We call elements of $2^{\Sigma^*}$—sets of strings on $\Sigma$—languages. This terminology arises from the fact that, if $\Sigma$ were, say, all of the phonemes of English, at least one element of $2^{\Sigma^*}$ would be all and only the words of English (or at least one persons English idiolect). If $\Sigma$ were all English words (and assuming that _grammaticality_ is a coherent binary concept), at least one element of $2^{\Sigma^*}$ would be all the grammatical sentences of English (or at least one persons English idiolect). Of course, many of the sets in $2^{\Sigma^*}$ won't look anything like English or any other languages, and a big part of this class is going to be figuring out how to find subsets of $2^{\Sigma^*}$ that look like possible languages.

Because $\{s\} \in 2^{\Sigma^*}$ for all $s \in \Sigma^*$, we know that $2^{\Sigma^*}$ must be at least as large as $\mathbb{\Sigma}^*$, which is the same size as $\mathbb{N}$. But unlike $\mathbb{\Sigma}^*$ in comparison to $\mathbb{N}$, it turns out that $2^{\Sigma^*}$ is larger than either.

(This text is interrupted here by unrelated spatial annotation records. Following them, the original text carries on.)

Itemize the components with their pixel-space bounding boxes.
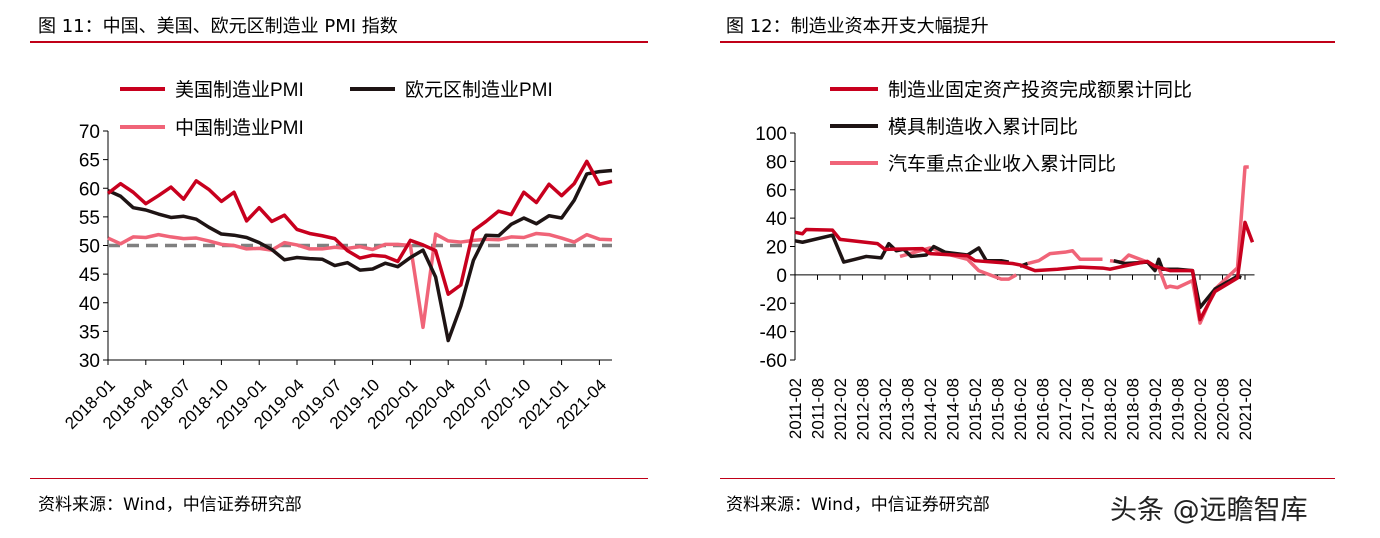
y-tick-label: 0 (776, 266, 787, 287)
legend-label: 美国制造业PMI (175, 79, 304, 101)
y-tick-label: 60 (766, 181, 787, 202)
x-tick-label: 2017-02 (1056, 378, 1075, 440)
x-tick-label: 2018-08 (1124, 378, 1143, 440)
x-tick-label: 2019-08 (1169, 378, 1188, 440)
y-tick-label: 40 (79, 294, 100, 315)
y-tick-label: 65 (79, 151, 100, 172)
title-divider (30, 41, 648, 43)
x-tick-label: 2015-02 (966, 378, 985, 440)
legend-label: 制造业固定资产投资完成额累计同比 (888, 79, 1192, 101)
source-divider (720, 478, 1335, 479)
x-tick-label: 2011-02 (786, 378, 805, 439)
right-source: 资料来源：Wind，中信证券研究部 (726, 495, 990, 515)
x-tick-label: 2020-08 (1214, 378, 1233, 440)
series-line (1109, 165, 1249, 325)
left-chart-title: 图 11：中国、美国、欧元区制造业 PMI 指数 (38, 16, 398, 37)
series-line (794, 220, 1255, 322)
y-tick-label: 100 (755, 124, 787, 145)
series-line (1027, 249, 1103, 266)
series-line (107, 168, 613, 343)
legend-label: 模具制造收入累计同比 (888, 116, 1078, 138)
y-tick-label: -20 (760, 294, 787, 315)
legend-label: 汽车重点企业收入累计同比 (888, 153, 1116, 175)
y-tick-label: 55 (79, 208, 100, 229)
source-divider (30, 478, 648, 479)
x-tick-label: 2019-02 (1146, 378, 1165, 440)
x-tick-label: 2012-02 (831, 378, 850, 440)
x-tick-label: 2015-08 (989, 378, 1008, 440)
series-line (107, 231, 613, 330)
right-chart-title: 图 12：制造业资本开支大幅提升 (726, 16, 989, 37)
x-tick-label: 2018-02 (1101, 378, 1120, 440)
legend-label: 欧元区制造业PMI (405, 79, 553, 101)
x-tick-label: 2013-02 (876, 378, 895, 440)
x-tick-label: 2017-08 (1079, 378, 1098, 440)
y-tick-label: 70 (79, 122, 100, 143)
y-tick-label: 45 (79, 265, 100, 286)
y-tick-label: -40 (760, 323, 787, 344)
y-tick-label: 80 (766, 152, 787, 173)
y-tick-label: 30 (79, 351, 100, 372)
left-source: 资料来源：Wind，中信证券研究部 (38, 495, 302, 515)
y-tick-label: 20 (766, 238, 787, 259)
y-tick-label: 40 (766, 209, 787, 230)
x-tick-label: 2012-08 (854, 378, 873, 440)
x-tick-label: 2021-02 (1236, 378, 1255, 440)
x-tick-label: 2016-02 (1011, 378, 1030, 440)
y-tick-label: 50 (79, 237, 100, 258)
y-tick-label: 35 (79, 322, 100, 343)
series-line (106, 159, 613, 296)
x-tick-label: 2013-08 (899, 378, 918, 440)
y-tick-label: -60 (760, 351, 787, 372)
x-tick-label: 2011-08 (809, 378, 828, 439)
watermark: 头条 @远瞻智库 (1110, 495, 1308, 526)
x-tick-label: 2014-02 (921, 378, 940, 440)
legend-label: 中国制造业PMI (175, 117, 304, 139)
title-divider (720, 41, 1335, 43)
y-tick-label: 60 (79, 179, 100, 200)
x-tick-label: 2014-08 (944, 378, 963, 440)
series-line (1113, 257, 1242, 310)
x-tick-label: 2016-08 (1034, 378, 1053, 440)
x-tick-label: 2020-02 (1191, 378, 1210, 440)
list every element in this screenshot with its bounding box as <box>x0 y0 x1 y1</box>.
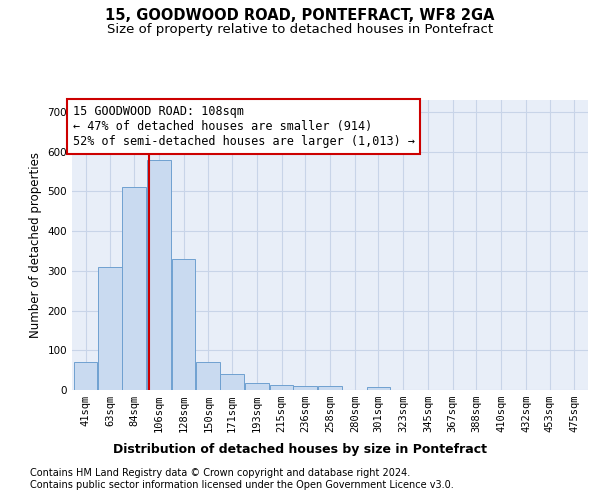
Bar <box>245 383 269 390</box>
Text: Contains public sector information licensed under the Open Government Licence v3: Contains public sector information licen… <box>30 480 454 490</box>
Bar <box>74 362 97 390</box>
Bar <box>367 387 391 390</box>
Bar <box>98 267 122 390</box>
Text: Distribution of detached houses by size in Pontefract: Distribution of detached houses by size … <box>113 442 487 456</box>
Bar <box>122 188 146 390</box>
Y-axis label: Number of detached properties: Number of detached properties <box>29 152 42 338</box>
Bar <box>196 362 220 390</box>
Bar <box>269 385 293 390</box>
Bar <box>220 374 244 390</box>
Bar <box>318 386 342 390</box>
Bar <box>293 386 317 390</box>
Bar <box>147 160 170 390</box>
Text: Size of property relative to detached houses in Pontefract: Size of property relative to detached ho… <box>107 22 493 36</box>
Bar <box>172 259 196 390</box>
Text: 15 GOODWOOD ROAD: 108sqm
← 47% of detached houses are smaller (914)
52% of semi-: 15 GOODWOOD ROAD: 108sqm ← 47% of detach… <box>73 105 415 148</box>
Text: Contains HM Land Registry data © Crown copyright and database right 2024.: Contains HM Land Registry data © Crown c… <box>30 468 410 477</box>
Text: 15, GOODWOOD ROAD, PONTEFRACT, WF8 2GA: 15, GOODWOOD ROAD, PONTEFRACT, WF8 2GA <box>105 8 495 22</box>
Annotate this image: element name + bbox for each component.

The trick to seeing this is to try to enumerate all languages in $2^{\Sigma^*}$. What we'll do is view each language as an infinite string of 1s and 0s, where the $j^{th}$ element for a language is $1$ if the string is in the language and $0$ otherwise. If the size of $2^{\Sigma^*}$ were the same as $\Sigma^*$ and $\mathbb{N}$, then we should be able to stack all of these infinite 1-0 (i.e. binary) sequences together into a matrix $\mathbf{B}$, where the $j^{th}$ column tells us for each language $i$ along the rows, whether that language contains string $S(j)$. That would be an enumeration of the languages because each language would have its own row.

Notice, though, that the language corresponding to the sequence $l_j = \begin{cases}1 & \text{if } b_{jj} = 0\\0 & \text{otherwise} \end{cases}$ cannot be in this enumeration because it differs from every language in the enumeration by at least one string: for language $j$, string $S(j)$. But $l_j$ is still a language: $\{s_j\;:\;l_j = 1\}$, and so any enumeration of languages we attempt to build will not contain all languages. Therefore, $|2^{\Sigma^*}| > |\Sigma^*| = |\mathbb{N}|$.